More concretely, the first week of our project involved familiarizing ourselves with the datasets of IPUMS-International and IPUMS-DHS. We created a list of important concepts from an Intro to Statistics class as an outline for us to follow, and from there, we were ready to begin. Right away, we noticed the vast difference in sample sizes between the IPUMS-International and IPUMS-DHS datasets. Since the DHS data contained smaller samples, we decided it would be easier to write exercises using the integrated DHS data first, and then create complementary exercises using the IPUMS-International census data.

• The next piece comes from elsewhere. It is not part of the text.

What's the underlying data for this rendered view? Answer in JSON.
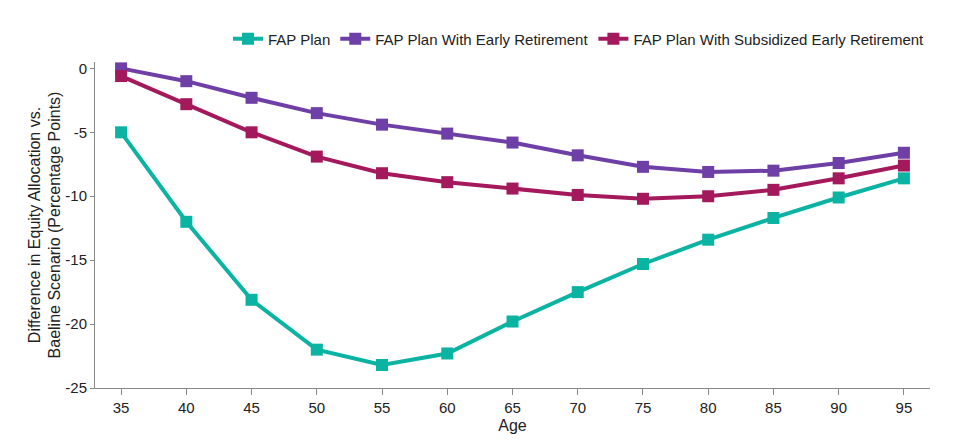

Because teachers of statistics often do not use or have access to statistical packages such as Stata and SPSS, all of the coding for the exercises was performed using the open source programming language R. Along with creating questions that involved coding in R, we included conceptual questions and asked about the interpretation of the findings, to ensure that the students obtained a true understanding of their data and analyses. By the end of our project, we had completed 18 exercises in total, 9 with the IPUMS-International census datasets and 9 with the IPUMS-DHS datasets, which will be posted on the IPUMS-International and IPUMS-DHS websites, We definitely gained valuable experience and have enjoyed our time working here at the MPC. We’d like to thank our mentors, Dr. Miriam King and Dr. Lara Cleveland, as well as David Haynes and Mia Riza for helping us along the way and for giving us such a great opportunity.
Story by Erez Garnai and Stephanie Chen
2017 Summer Diversity Program Fellows, Minnesota Population Center
The Diversity Fellowship Program at University of Minnesota’s Minnesota Population Center is designed to help recruit undergraduate and graduate students to work on U.S. or international demographic data resources. The summer program is 10 weeks long, and students are paired with faculty members and research staff to work on a research project and gain professional skills.